User Guide
Exporting datasets
Turn your molecules, docking results, and QM properties into a dataset your ML stack can consume.
Export formats#
- HuggingFace Datasets (Parquet) — drop-in for
datasets-cli - PyTorch
DataLoader— streaming or in-memory - TDC benchmark group — TDC-compatible row order & labels
- CSV (SMILES + labels)
- SDF with 3D coordinates
- RDF / Turtle (OntoCompChem semantic export)

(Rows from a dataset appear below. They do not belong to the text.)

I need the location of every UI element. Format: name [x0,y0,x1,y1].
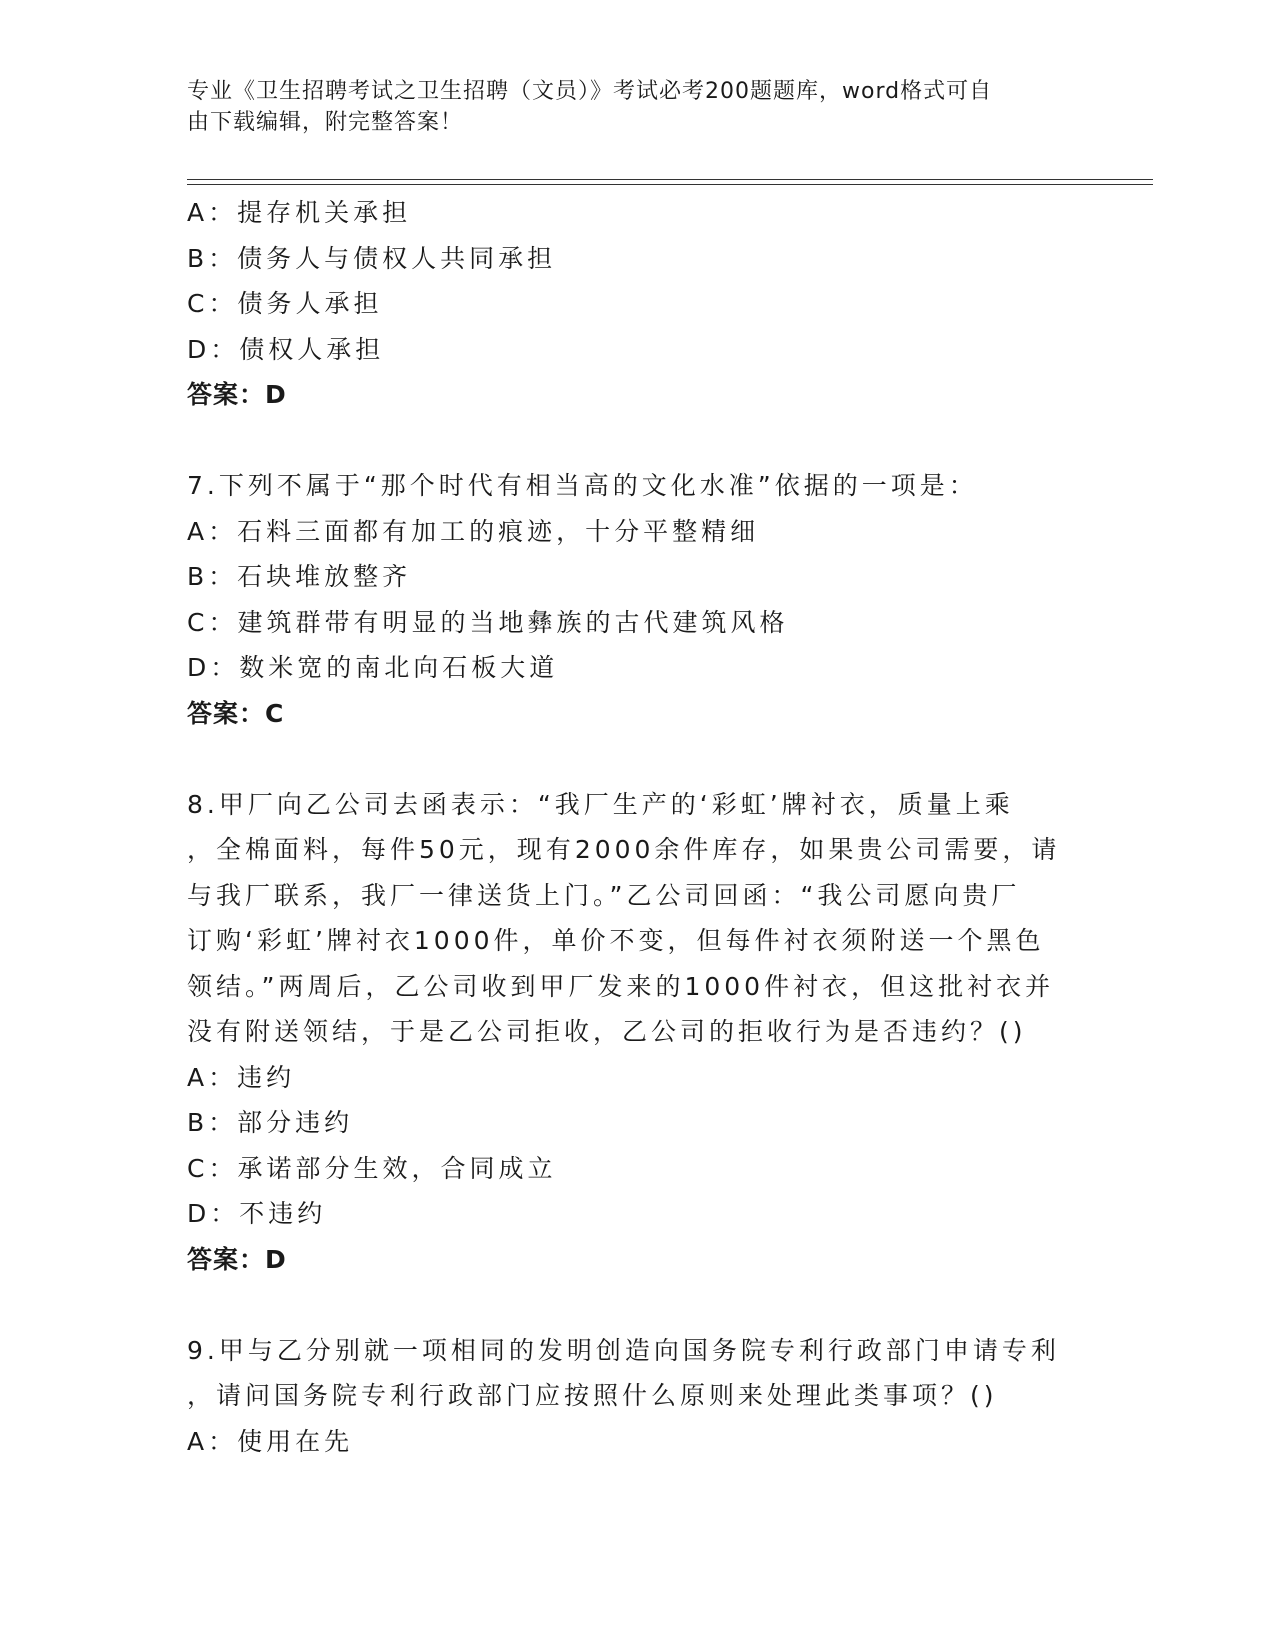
question-stem-line: 领结。”两周后，乙公司收到甲厂发来的1000件衬衣，但这批衬衣并 [187,971,1055,1001]
question-stem-line: 9.甲与乙分别就一项相同的发明创造向国务院专利行政部门申请专利 [187,1335,1060,1365]
header-divider-top [187,179,1153,180]
question-7 [187,463,1087,736]
answer: 答案：D [187,380,287,409]
question-8 [187,782,1087,1283]
question-9 [187,1328,1087,1465]
option-d: D：数米宽的南北向石板大道 [187,653,559,682]
option-b: B：石块堆放整齐 [187,562,412,591]
option-b: B：部分违约 [187,1108,354,1137]
option-a: A：石料三面都有加工的痕迹，十分平整精细 [187,516,760,546]
option-c: C：债务人承担 [187,289,383,318]
header-divider-bottom [187,184,1153,185]
spacer [187,1282,1087,1328]
option-a: A：提存机关承担 [187,198,412,227]
spacer [187,736,1087,782]
question-6 [187,190,1087,418]
question-stem-line: ，请问国务院专利行政部门应按照什么原则来处理此类事项？() [187,1381,998,1410]
question-stem-line: ，全棉面料，每件50元，现有2000余件库存，如果贵公司需要，请 [187,835,1061,864]
header-line-2: 由下载编辑，附完整答案！ [187,110,464,135]
answer: 答案：C [187,698,285,728]
question-stem-line: 订购‘彩虹’牌衬衣1000件，单价不变，但每件衬衣须附送一个黑色 [187,926,1045,955]
option-d: D：不违约 [187,1199,327,1228]
question-stem-line: 没有附送领结，于是乙公司拒收，乙公司的拒收行为是否违约？() [187,1017,1027,1046]
question-stem: 7.下列不属于“那个时代有相当高的文化水准”依据的一项是： [187,471,978,500]
option-d: D：债权人承担 [187,334,385,364]
option-a: A：违约 [187,1062,296,1092]
option-c: C：建筑群带有明显的当地彝族的古代建筑风格 [187,607,789,637]
question-stem-line: 与我厂联系，我厂一律送货上门。”乙公司回函：“我公司愿向贵厂 [187,880,1021,910]
document-header [187,76,1067,138]
option-a: A：使用在先 [187,1426,354,1456]
option-b: B：债务人与债权人共同承担 [187,243,557,273]
spacer [187,418,1087,464]
question-stem-line: 8.甲厂向乙公司去函表示：“我厂生产的‘彩虹’牌衬衣，质量上乘 [187,789,1014,819]
question-list [187,190,1087,1464]
answer: 答案：D [187,1244,287,1274]
option-c: C：承诺部分生效，合同成立 [187,1153,557,1183]
header-line-1: 专业《卫生招聘考试之卫生招聘（文员）》考试必考200题题库，word格式可自 [187,79,993,104]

Train / valid / test splits#
- Scaffold (default) — 70 / 15 / 15, Bemis–Murcko scaffolds
- Random — 80 / 10 / 10, seeded
- Cold target — 60 / 20 / 20, held-out receptors
SDK example#
python
from pymolhub import MolHub
mh = MolHub()
ds = mh.datasets.get("ds_01")
train, valid, test = ds.split(method="scaffold")
# As HuggingFace dataset
hf = ds.to_huggingface()
# As PyTorch DataLoader
loader = ds.to_torch(batch_size=32, split="train")
for batch in loader:
print(batch["smiles"], batch["label"])
breakCitation & DOI#
Click Get DOI from Zenodo on the dataset detail page to mint a permanent identifier suitable for publication.